Épizode prouvant que si l’on ne monte pas toujours jusqu’au Septième Ciel, le Septième Ciel peut parfois descendre jusqu’à vous.

Et donc, le lendemain de la minuit où Pépé la Téloche agita trois fois sa lanterne pour autoriser son mystérieux correspondant épistolaire à venir le visiter en personne, le lendemain donc à minuit précise, l’on frappa à la porte de la chaumine de l’ancêtre. Douze coups, puis trois coups. La Trinité, suivie des douze apôtres.

– Entrez ! dit Pépé la Téloche.

Alors, un ange entra. Ce n’était l’un de ces anges du catéchisme, à longues ailes et robe blanche, à chevelure blonde soigneusement peignée.

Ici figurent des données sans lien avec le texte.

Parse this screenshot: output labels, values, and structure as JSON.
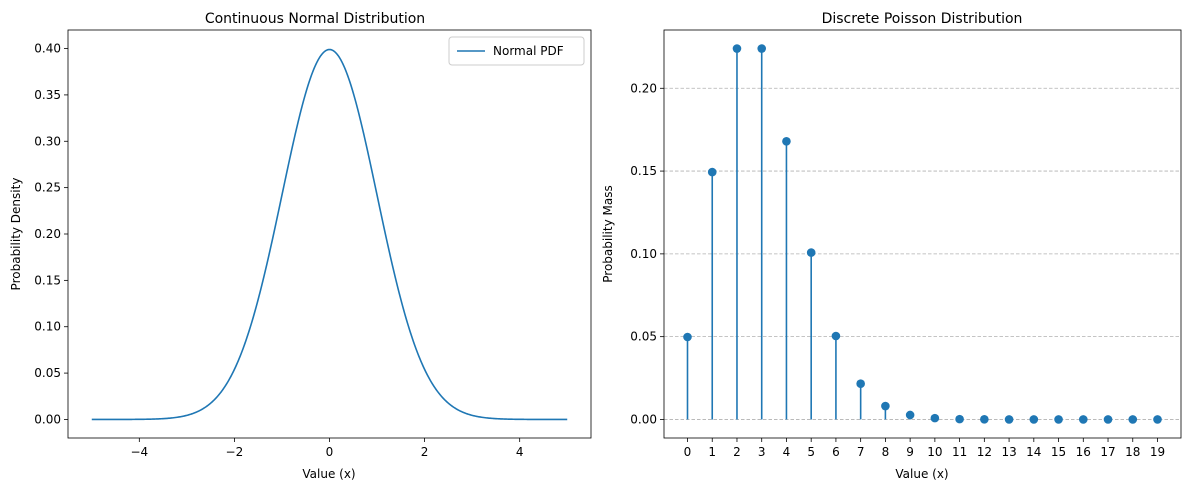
{
  "chart_data": [
    {
      "type": "line",
      "title": "Continuous Normal Distribution",
      "xlabel": "Value (x)",
      "ylabel": "Probability Density",
      "xlim": [
        -5.5,
        5.5
      ],
      "ylim": [
        -0.02,
        0.42
      ],
      "xticks": [
        "−4",
        "−2",
        "0",
        "2",
        "4"
      ],
      "xtick_values": [
        -4,
        -2,
        0,
        2,
        4
      ],
      "yticks": [
        "0.00",
        "0.05",
        "0.10",
        "0.15",
        "0.20",
        "0.25",
        "0.30",
        "0.35",
        "0.40"
      ],
      "ytick_values": [
        0,
        0.05,
        0.1,
        0.15,
        0.2,
        0.25,
        0.3,
        0.35,
        0.4
      ],
      "grid": false,
      "legend_position": "top-right",
      "series": [
        {
          "name": "Normal PDF",
          "function": "normal_pdf",
          "mean": 0,
          "std": 1,
          "x_range": [
            -5,
            5
          ],
          "color": "#1f77b4"
        }
      ]
    },
    {
      "type": "stem",
      "title": "Discrete Poisson Distribution",
      "xlabel": "Value (x)",
      "ylabel": "Probability Mass",
      "xlim": [
        -0.95,
        19.95
      ],
      "ylim": [
        -0.0112,
        0.2352
      ],
      "categories": [
        0,
        1,
        2,
        3,
        4,
        5,
        6,
        7,
        8,
        9,
        10,
        11,
        12,
        13,
        14,
        15,
        16,
        17,
        18,
        19
      ],
      "xticks": [
        "0",
        "1",
        "2",
        "3",
        "4",
        "5",
        "6",
        "7",
        "8",
        "9",
        "10",
        "11",
        "12",
        "13",
        "14",
        "15",
        "16",
        "17",
        "18",
        "19"
      ],
      "yticks": [
        "0.00",
        "0.05",
        "0.10",
        "0.15",
        "0.20"
      ],
      "ytick_values": [
        0,
        0.05,
        0.1,
        0.15,
        0.2
      ],
      "grid": "y-dashed",
      "values": [
        0.0498,
        0.1494,
        0.224,
        0.224,
        0.168,
        0.1008,
        0.0504,
        0.0216,
        0.0081,
        0.0027,
        0.0008,
        0.0002,
        0.0001,
        0.0,
        0.0,
        0.0,
        0.0,
        0.0,
        0.0,
        0.0
      ],
      "color": "#1f77b4"
    }
  ]
}
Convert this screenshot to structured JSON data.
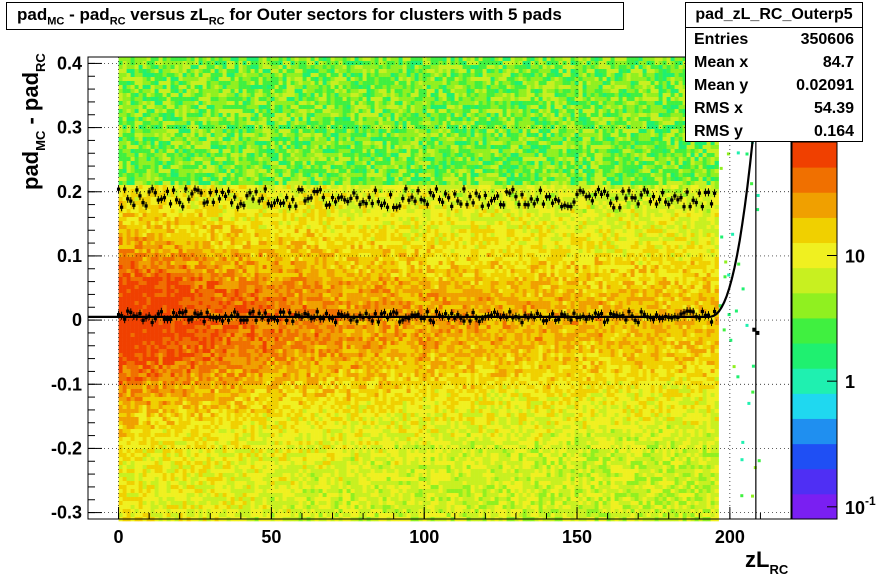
{
  "title_parts": [
    "pad",
    "MC",
    " - pad",
    "RC",
    " versus zL",
    "RC",
    " for Outer sectors for clusters with 5 pads"
  ],
  "stats": {
    "name": "pad_zL_RC_Outerp5",
    "rows": [
      {
        "label": "Entries",
        "value": "350606"
      },
      {
        "label": "Mean x",
        "value": "84.7"
      },
      {
        "label": "Mean y",
        "value": "0.02091"
      },
      {
        "label": "RMS x",
        "value": "54.39"
      },
      {
        "label": "RMS y",
        "value": "0.164"
      }
    ]
  },
  "colors": {
    "palette": [
      "#7a1ff2",
      "#4f2ff4",
      "#1f4ff4",
      "#1f8ff0",
      "#1fd8f0",
      "#1ff0b0",
      "#1ff070",
      "#40f040",
      "#90f020",
      "#c8f020",
      "#f0f020",
      "#f0d000",
      "#f0a000",
      "#f07000",
      "#f04000"
    ],
    "fit_line": "#000000"
  },
  "chart_data": {
    "type": "heatmap",
    "title": "pad_MC - pad_RC versus zL_RC for Outer sectors for clusters with 5 pads",
    "xlabel_main": "zL",
    "xlabel_sub": "RC",
    "ylabel_main": "pad",
    "ylabel_sub1": "MC",
    "ylabel_mid": " - pad",
    "ylabel_sub2": "RC",
    "xlim": [
      -10,
      220
    ],
    "ylim": [
      -0.31,
      0.41
    ],
    "xticks": [
      {
        "v": 0,
        "label": "0"
      },
      {
        "v": 50,
        "label": "50"
      },
      {
        "v": 100,
        "label": "100"
      },
      {
        "v": 150,
        "label": "150"
      },
      {
        "v": 200,
        "label": "200"
      }
    ],
    "yticks": [
      {
        "v": -0.3,
        "label": "-0.3"
      },
      {
        "v": -0.2,
        "label": "-0.2"
      },
      {
        "v": -0.1,
        "label": "-0.1"
      },
      {
        "v": 0,
        "label": "0"
      },
      {
        "v": 0.1,
        "label": "0.1"
      },
      {
        "v": 0.2,
        "label": "0.2"
      },
      {
        "v": 0.3,
        "label": "0.3"
      },
      {
        "v": 0.4,
        "label": "0.4"
      }
    ],
    "grid": true,
    "z_scale": "log",
    "zlim": [
      0.08,
      80
    ],
    "zticks": [
      {
        "v": 0.1,
        "label": "10",
        "exp": "-1"
      },
      {
        "v": 1,
        "label": "1",
        "exp": ""
      },
      {
        "v": 10,
        "label": "10",
        "exp": ""
      }
    ],
    "data_x_range": [
      0,
      195
    ],
    "dense_band_y_range": [
      -0.31,
      0.21
    ],
    "series": [
      {
        "mean_y": 0.19,
        "x_range": [
          0,
          195
        ],
        "marker": "points"
      },
      {
        "mean_y": 0.005,
        "x_range": [
          0,
          195
        ],
        "marker": "points"
      }
    ],
    "fit": {
      "x_start": -10,
      "y0": 0.005,
      "rise_start_x": 193,
      "end_x": 210,
      "end_y": 0.41
    },
    "vertical_lines_x": [
      208.5
    ],
    "extra_points": [
      {
        "x": 208,
        "y": -0.015
      },
      {
        "x": 209,
        "y": -0.02
      }
    ]
  }
}
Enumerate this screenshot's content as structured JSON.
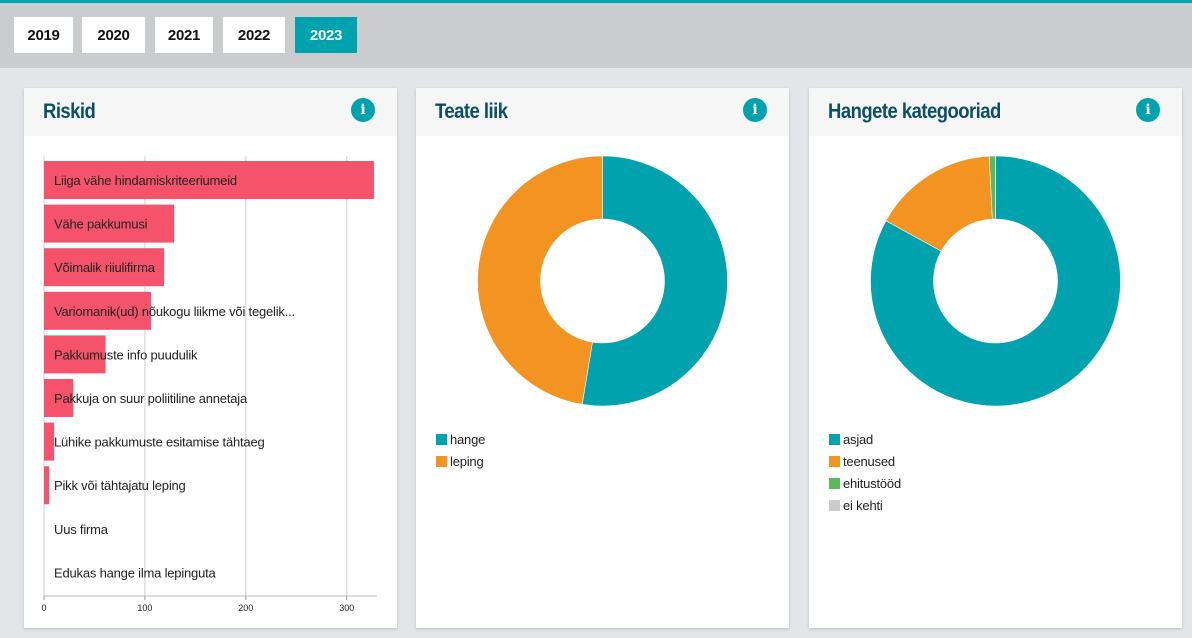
{
  "years": [
    {
      "label": "2019",
      "active": false
    },
    {
      "label": "2020",
      "active": false
    },
    {
      "label": "2021",
      "active": false
    },
    {
      "label": "2022",
      "active": false
    },
    {
      "label": "2023",
      "active": true
    }
  ],
  "cards": {
    "risks": {
      "title": "Riskid",
      "info": "i"
    },
    "notice": {
      "title": "Teate liik",
      "info": "i"
    },
    "categories": {
      "title": "Hangete kategooriad",
      "info": "i"
    }
  },
  "colors": {
    "accent": "#00a2ad",
    "bar": "#f4536b",
    "orange": "#f39322",
    "green": "#5cb85c",
    "grey": "#cccccc"
  },
  "chart_data": [
    {
      "type": "bar",
      "orientation": "horizontal",
      "title": "Riskid",
      "categories": [
        "Liiga vähe hindamiskriteeriumeid",
        "Vähe pakkumusi",
        "Võimalik riiulifirma",
        "Variomanik(ud) nõukogu liikme või tegelik...",
        "Pakkumuste info puudulik",
        "Pakkuja on suur poliitiline annetaja",
        "Lühike pakkumuste esitamise tähtaeg",
        "Pikk või tähtajatu leping",
        "Uus firma",
        "Edukas hange ilma lepinguta"
      ],
      "values": [
        327,
        129,
        119,
        106,
        61,
        29,
        10,
        5,
        0,
        0
      ],
      "xlim": [
        0,
        330
      ],
      "xticks": [
        "0",
        "100",
        "200",
        "300"
      ],
      "grid": true,
      "color": "#f4536b"
    },
    {
      "type": "pie",
      "donut": true,
      "title": "Teate liik",
      "labels": [
        "hange",
        "leping"
      ],
      "values": [
        52.6,
        47.4
      ],
      "colors": [
        "#00a2ad",
        "#f39322"
      ],
      "legend": "bottom-left"
    },
    {
      "type": "pie",
      "donut": true,
      "title": "Hangete kategooriad",
      "labels": [
        "asjad",
        "teenused",
        "ehitustööd",
        "ei kehti"
      ],
      "values": [
        83.0,
        16.2,
        0.8,
        0
      ],
      "colors": [
        "#00a2ad",
        "#f39322",
        "#5cb85c",
        "#cccccc"
      ],
      "legend": "bottom-left"
    }
  ]
}
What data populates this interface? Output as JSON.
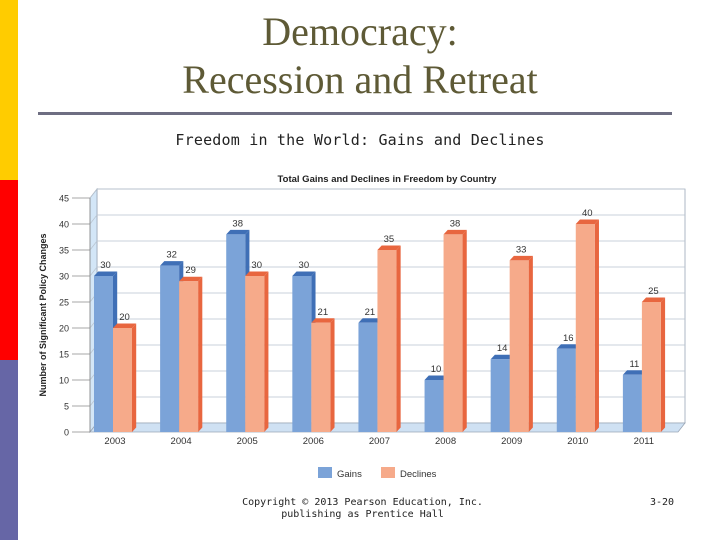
{
  "slide": {
    "title_line1": "Democracy:",
    "title_line2": "Recession and Retreat",
    "subtitle": "Freedom in the World: Gains and Declines",
    "footer_line1": "Copyright © 2013 Pearson Education, Inc.",
    "footer_line2": "publishing as Prentice Hall",
    "slide_number": "3-20"
  },
  "colors": {
    "gains": "#7BA3D8",
    "gains_dark": "#3F6FB6",
    "declines": "#F6AA8A",
    "declines_dark": "#E8663F",
    "strip_yellow": "#FFCC00",
    "strip_red": "#FF0000",
    "strip_blue": "#6666A6"
  },
  "chart_data": {
    "type": "bar",
    "title": "Total Gains and Declines in Freedom by Country",
    "xlabel": "",
    "ylabel": "Number of Significant Policy Changes",
    "ylim": [
      0,
      45
    ],
    "yticks": [
      0,
      5,
      10,
      15,
      20,
      25,
      30,
      35,
      40,
      45
    ],
    "categories": [
      "2003",
      "2004",
      "2005",
      "2006",
      "2007",
      "2008",
      "2009",
      "2010",
      "2011"
    ],
    "series": [
      {
        "name": "Gains",
        "values": [
          30,
          32,
          38,
          30,
          21,
          10,
          14,
          16,
          11
        ]
      },
      {
        "name": "Declines",
        "values": [
          20,
          29,
          30,
          21,
          35,
          38,
          33,
          40,
          25
        ]
      }
    ],
    "legend": "bottom",
    "grid": true
  }
}
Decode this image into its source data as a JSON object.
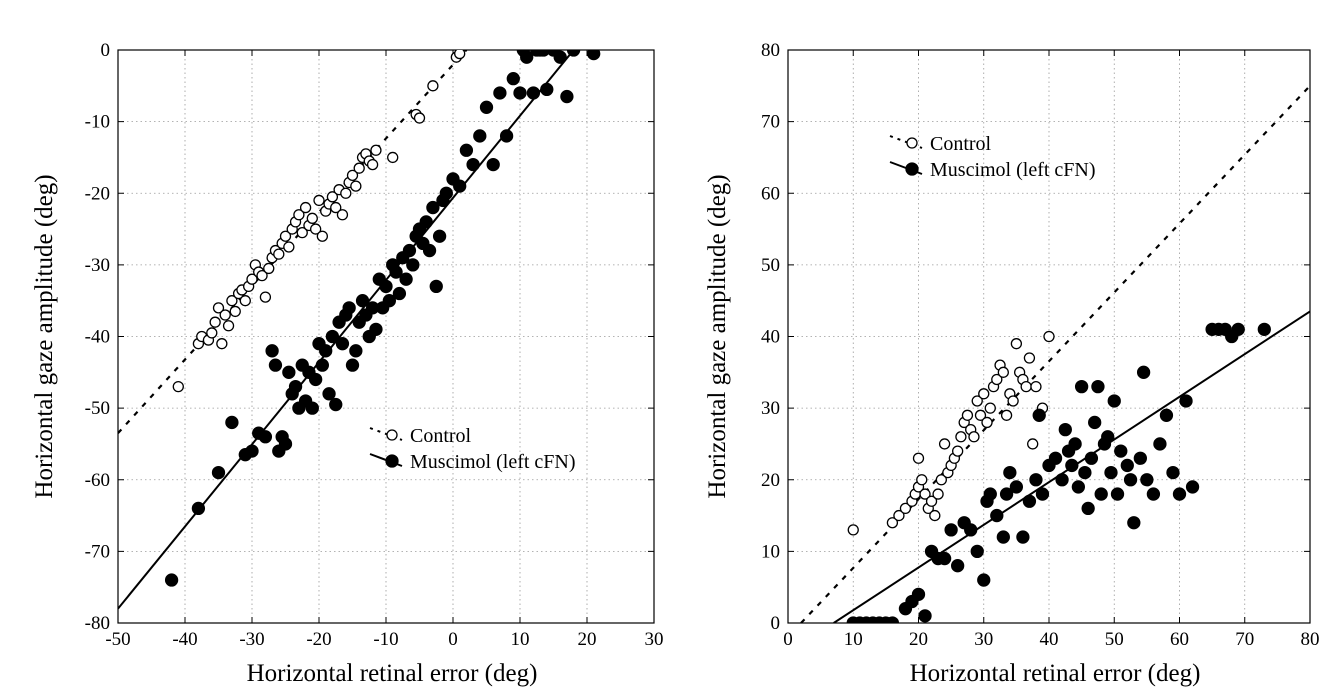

Ce n’était pas non plus l’ange peint par Delacroix.

Ce n’était pas non plus un ange en toc, un ange des deux sexes d’une émission de télé-réalité, tout en seins, tout en pectoraux, en tatouages, en bronzage UV, exhibant ses appas avant la page décérébrante de publicité, et destiné à abrutir le populo en attendant l’abattoir ou l’euthanasie pour sexagénaires préconisée par le fringant septuagénaire monsieur Jacques Attali.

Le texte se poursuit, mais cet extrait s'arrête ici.